A polícia sueca diz que está travando uma batalha difícil contra um inimigo implacável do Estado.
“A situação lembra uma guerra de baixa intensidade”, diz Jale Poljarevius, chefe de polícia e chefe de inteligência da área ao redor de Estocolmo e Uppsala. “Grupos do crime organizado [OCGs] estão usando sistemas de armas militares [automatic guns]explosivos e granadas de mão.
“Se não conseguem chegar ao alvo, atacam as suas famílias. Às vezes, os ataques resultam em vítimas inocentes mortas ou feridas, tal como as vítimas da guerra.
“Desde 2018, a Suécia tem as taxas de mortalidade mais altas da Europa, entre a população de 15 a 29 anos.”
Peculiaridade sueca
As gangues na Suécia costumavam ser um problema regional, mas se transformaram em uma praga nacional. A Suécia costumava ser uma sociedade muito inclusiva, onde quase todos aderiram à ideia de união de uma forma igualitária.

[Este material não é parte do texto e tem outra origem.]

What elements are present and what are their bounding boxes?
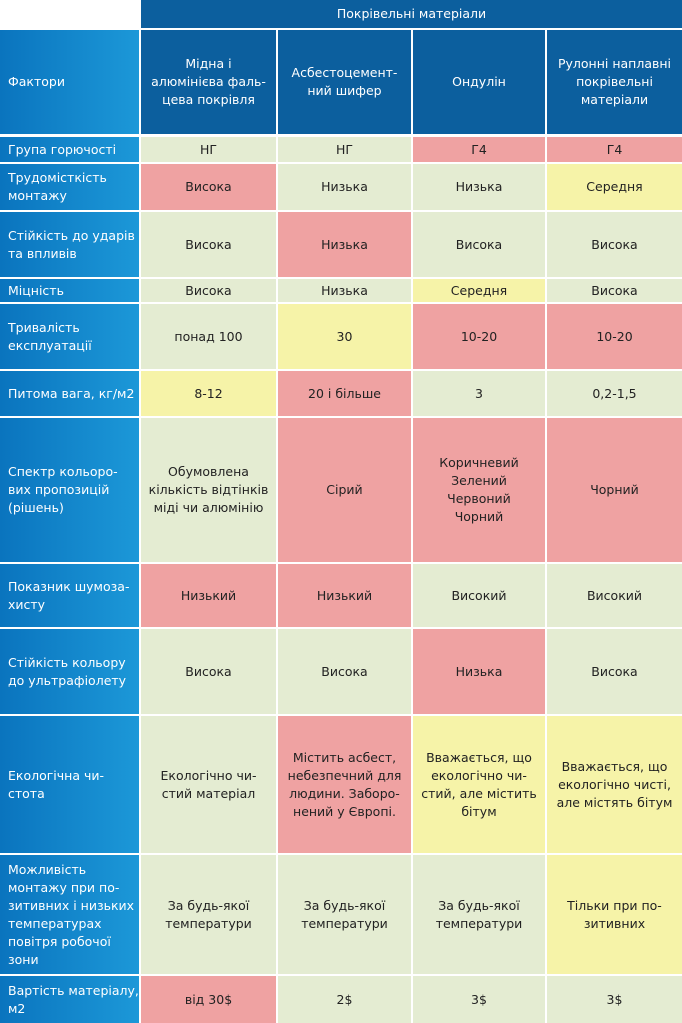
value-cell: Висока	[278, 629, 411, 714]
value-cell: НГ	[278, 137, 411, 162]
value-cell: Високий	[413, 564, 545, 627]
factor-cell: Тривалість експлуатації	[0, 304, 139, 369]
group-header: Покрівельні матеріали	[141, 0, 682, 28]
value-cell: понад 100	[141, 304, 276, 369]
value-cell: Г4	[413, 137, 545, 162]
value-cell: Коричневий Зелений Червоний Чорний	[413, 418, 545, 562]
value-cell: Висока	[413, 212, 545, 277]
value-cell: За будь-якої температури	[413, 855, 545, 974]
value-cell: Г4	[547, 137, 682, 162]
factor-cell: Екологічна чи- стота	[0, 716, 139, 853]
value-cell: Чорний	[547, 418, 682, 562]
value-cell: 8-12	[141, 371, 276, 416]
factor-cell: Міцність	[0, 279, 139, 302]
value-cell: 3	[413, 371, 545, 416]
value-cell: Обумовлена кількість відтінків міді чи а…	[141, 418, 276, 562]
value-cell: Містить асбест, небезпечний для людини. …	[278, 716, 411, 853]
factor-cell: Показник шумоза- хисту	[0, 564, 139, 627]
value-cell: За будь-якої температури	[278, 855, 411, 974]
factor-cell: Питома вага, кг/м2	[0, 371, 139, 416]
column-header: Рулонні наплавні покрівельні матеріали	[547, 30, 682, 134]
value-cell: 3$	[547, 976, 682, 1023]
value-cell: Вважається, що екологічно чисті, але міс…	[547, 716, 682, 853]
value-cell: Висока	[547, 279, 682, 302]
factor-cell: Спектр кольоро- вих пропозицій (рішень)	[0, 418, 139, 562]
value-cell: 30	[278, 304, 411, 369]
factor-cell: Трудомісткість монтажу	[0, 164, 139, 210]
value-cell: Висока	[141, 629, 276, 714]
value-cell: Екологічно чи- стий матеріал	[141, 716, 276, 853]
factor-cell: Стійкість кольору до ультрафіолету	[0, 629, 139, 714]
value-cell: Середня	[413, 279, 545, 302]
value-cell: Високий	[547, 564, 682, 627]
factor-header: Фактори	[0, 30, 139, 134]
value-cell: Низька	[278, 212, 411, 277]
value-cell: 0,2-1,5	[547, 371, 682, 416]
value-cell: 3$	[413, 976, 545, 1023]
value-cell: Висока	[141, 164, 276, 210]
value-cell: Середня	[547, 164, 682, 210]
factor-cell: Можливість монтажу при по- зитивних і ни…	[0, 855, 139, 974]
value-cell: Низька	[278, 164, 411, 210]
value-cell: 20 і більше	[278, 371, 411, 416]
value-cell: 2$	[278, 976, 411, 1023]
value-cell: 10-20	[547, 304, 682, 369]
factor-cell: Стійкість до ударів та впливів	[0, 212, 139, 277]
value-cell: Висока	[547, 629, 682, 714]
value-cell: Висока	[141, 279, 276, 302]
column-header: Ондулін	[413, 30, 545, 134]
value-cell: Тільки при по- зитивних	[547, 855, 682, 974]
value-cell: Низька	[413, 164, 545, 210]
value-cell: Низька	[278, 279, 411, 302]
value-cell: 10-20	[413, 304, 545, 369]
value-cell: Вважається, що екологічно чи- стий, але …	[413, 716, 545, 853]
value-cell: Низький	[141, 564, 276, 627]
value-cell: Висока	[141, 212, 276, 277]
column-header: Мідна і алюмінієва фаль- цева покрівля	[141, 30, 276, 134]
value-cell: від 30$	[141, 976, 276, 1023]
value-cell: Низький	[278, 564, 411, 627]
value-cell: НГ	[141, 137, 276, 162]
value-cell: Низька	[413, 629, 545, 714]
factor-cell: Вартість матеріалу, м2	[0, 976, 139, 1023]
value-cell: За будь-якої температури	[141, 855, 276, 974]
value-cell: Сірий	[278, 418, 411, 562]
column-header: Асбестоцемент- ний шифер	[278, 30, 411, 134]
factor-cell: Група горючості	[0, 137, 139, 162]
value-cell: Висока	[547, 212, 682, 277]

O Estado ainda desempenha um papel invulgarmente controlador, por exemplo, controlando a quantidade de álcool que os seus cidadãos consomem. Em Estocolmo, a maioria das pessoas espera o sinal verde antes de atravessar a rua, mesmo quando não há carros. Todos devem desempenhar o seu papel no puzzle sueco.
Mas à medida que mais migrantes chegavam à Suécia, pouco foi feito para garantir que se sentissem parte desta sociedade. Em Hasselby, há uma parte da cidade com casas grandes onde vivem os suecos abastados, em sua maioria brancos, e outra que é muito mais pobre. Segundo Lisbeth, que O Independente conversa no trem para Hasselby, os dois raramente se misturam.
“Tanto os conservadores como os sociais-democratas que governaram a Suécia durante décadas têm sido espectadores passivos de um problema em constante evolução de segregação e falta de integração. Talvez não seja a migração, mas a falta de planeamento para uma nova sociedade a culpada”, disse Salihu, que tem raízes albanesas.
O modelo escandinavo de uma sociedade justa e progressista foi exportado para países de todo o mundo e foi, por exemplo, uma grande inspiração por trás do movimento Novo Trabalhista de Tony Blair. Mas o modelo sueco está agora sob ameaça interna.
Para Linda e seus filhos em Hasselby, a única saída é a saída.
“Não sei para onde iremos”, diz ela, “mas não posso viver assim. Antes da bomba, tivemos um assassinato no nosso arranha-céu. Este não é mais um bom lugar para se viver.”